Lagrangian celestial mechanics model and General Relativity (GR) are two different theories that explain the motion of celestial bodies. While GR challenged Newtonian gravity and introduced a paradigm shift, some mathematical tools from Lagrangian celestial mechanics are still applicable in modern quantum mechanics and Quantum Field Theory.

Step-by-step explanation:

Lagrangian celestial mechanics model and General Relativity (GR) are two different theories that explain the motion of celestial bodies in the universe.

Lagrangian celestial mechanics model, which is based on Newtonian gravitational context, was widely used in physics for a long time.

However, when Einstein proposed his theory of General Relativity, it fundamentally challenged the Newtonian construct of gravity and led to a paradigm shift in gravity theories.

GR rejected the idea of considering the solar system as a fully isolated system and introduced the concept of distant masses of the universe, which play a role in the motion of celestial bodies.
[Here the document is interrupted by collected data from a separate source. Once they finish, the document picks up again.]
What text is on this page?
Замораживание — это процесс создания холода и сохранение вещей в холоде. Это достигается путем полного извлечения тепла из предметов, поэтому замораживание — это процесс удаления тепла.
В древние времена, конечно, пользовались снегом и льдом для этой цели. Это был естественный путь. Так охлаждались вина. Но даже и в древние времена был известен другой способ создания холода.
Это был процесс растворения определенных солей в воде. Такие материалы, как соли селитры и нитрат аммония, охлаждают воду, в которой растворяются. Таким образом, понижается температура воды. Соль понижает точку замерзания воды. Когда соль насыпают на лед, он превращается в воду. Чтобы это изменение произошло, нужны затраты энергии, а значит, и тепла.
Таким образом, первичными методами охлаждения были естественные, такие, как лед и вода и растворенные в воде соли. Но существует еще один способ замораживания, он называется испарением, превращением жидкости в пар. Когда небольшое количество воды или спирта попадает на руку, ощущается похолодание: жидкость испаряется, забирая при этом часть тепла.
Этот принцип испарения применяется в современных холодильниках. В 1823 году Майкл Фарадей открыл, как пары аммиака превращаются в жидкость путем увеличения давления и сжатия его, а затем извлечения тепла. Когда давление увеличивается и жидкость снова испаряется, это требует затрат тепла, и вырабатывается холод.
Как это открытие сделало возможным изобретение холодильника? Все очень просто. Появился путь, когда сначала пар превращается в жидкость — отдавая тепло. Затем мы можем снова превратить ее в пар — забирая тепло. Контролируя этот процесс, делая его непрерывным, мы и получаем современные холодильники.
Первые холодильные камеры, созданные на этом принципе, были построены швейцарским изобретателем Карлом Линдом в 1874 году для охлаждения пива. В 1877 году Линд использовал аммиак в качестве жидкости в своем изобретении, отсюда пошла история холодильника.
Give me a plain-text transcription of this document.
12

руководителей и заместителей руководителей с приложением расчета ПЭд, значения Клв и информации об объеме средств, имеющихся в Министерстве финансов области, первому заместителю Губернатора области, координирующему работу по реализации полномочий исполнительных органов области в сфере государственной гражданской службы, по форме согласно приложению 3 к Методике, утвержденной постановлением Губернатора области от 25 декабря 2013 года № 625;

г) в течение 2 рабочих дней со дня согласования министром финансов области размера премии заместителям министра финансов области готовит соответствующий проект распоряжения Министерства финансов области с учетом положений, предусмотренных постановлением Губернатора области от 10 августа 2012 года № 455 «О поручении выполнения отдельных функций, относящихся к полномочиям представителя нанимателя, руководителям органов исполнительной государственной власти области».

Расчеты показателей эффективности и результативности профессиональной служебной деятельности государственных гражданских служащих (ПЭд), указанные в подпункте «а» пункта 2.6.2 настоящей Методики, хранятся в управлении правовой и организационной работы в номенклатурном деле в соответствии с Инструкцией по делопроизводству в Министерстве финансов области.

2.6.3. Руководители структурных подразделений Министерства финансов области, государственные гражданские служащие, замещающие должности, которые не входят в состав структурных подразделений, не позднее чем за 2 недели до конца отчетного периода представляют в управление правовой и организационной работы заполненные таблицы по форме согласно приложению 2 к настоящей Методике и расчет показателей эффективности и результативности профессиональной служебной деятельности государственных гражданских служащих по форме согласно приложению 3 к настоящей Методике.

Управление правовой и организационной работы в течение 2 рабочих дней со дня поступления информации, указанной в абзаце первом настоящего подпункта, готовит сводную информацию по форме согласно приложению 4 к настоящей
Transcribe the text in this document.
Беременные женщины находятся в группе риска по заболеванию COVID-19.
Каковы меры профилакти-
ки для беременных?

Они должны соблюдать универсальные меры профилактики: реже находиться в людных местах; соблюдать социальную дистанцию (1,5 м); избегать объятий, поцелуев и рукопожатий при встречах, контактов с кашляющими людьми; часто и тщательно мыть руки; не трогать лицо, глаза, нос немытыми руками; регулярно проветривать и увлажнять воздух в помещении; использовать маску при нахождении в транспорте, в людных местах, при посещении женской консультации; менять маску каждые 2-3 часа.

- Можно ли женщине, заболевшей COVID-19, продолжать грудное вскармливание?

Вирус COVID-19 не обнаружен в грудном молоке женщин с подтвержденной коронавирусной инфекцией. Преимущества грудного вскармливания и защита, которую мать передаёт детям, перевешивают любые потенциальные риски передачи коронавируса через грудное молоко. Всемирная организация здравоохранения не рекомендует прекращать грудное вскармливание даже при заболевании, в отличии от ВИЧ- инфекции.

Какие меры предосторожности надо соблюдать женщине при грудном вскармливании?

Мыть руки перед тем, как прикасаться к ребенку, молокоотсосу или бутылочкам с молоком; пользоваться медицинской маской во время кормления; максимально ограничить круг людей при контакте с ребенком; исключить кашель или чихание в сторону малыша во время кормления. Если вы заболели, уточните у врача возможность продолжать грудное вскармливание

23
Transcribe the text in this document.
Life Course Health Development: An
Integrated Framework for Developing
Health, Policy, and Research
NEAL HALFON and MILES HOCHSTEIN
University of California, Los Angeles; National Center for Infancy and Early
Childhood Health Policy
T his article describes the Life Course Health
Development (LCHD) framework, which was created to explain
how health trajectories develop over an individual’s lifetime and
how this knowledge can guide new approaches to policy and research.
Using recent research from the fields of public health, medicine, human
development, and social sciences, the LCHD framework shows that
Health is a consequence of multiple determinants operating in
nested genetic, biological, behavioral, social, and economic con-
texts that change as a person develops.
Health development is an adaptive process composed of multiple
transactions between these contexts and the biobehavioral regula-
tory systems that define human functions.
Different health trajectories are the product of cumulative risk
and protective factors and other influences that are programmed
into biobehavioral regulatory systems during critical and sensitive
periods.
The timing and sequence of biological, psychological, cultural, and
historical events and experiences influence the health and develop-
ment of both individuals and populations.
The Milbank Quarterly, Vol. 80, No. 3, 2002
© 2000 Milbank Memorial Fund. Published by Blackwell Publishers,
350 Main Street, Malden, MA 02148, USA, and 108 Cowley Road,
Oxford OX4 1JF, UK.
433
This change in perspective is rooted in Mach's concept and acknowledges the influence of other locationally-concentrated forces beyond the solar system.

On the other hand, modern quantum mechanics and Quantum Field Theory (QFT) do incorporate mathematical tools and concepts, such as those used by Lagrange to model orbital patterns of celestial bodies.

However, it is important to note that the incorporation of these mathematical techniques does not mean that Lagrangian celestial mechanics is still the dominant model for describing the motion of celestial bodies.

Rather, it highlights the usefulness and applicability of certain mathematical tools across different theories.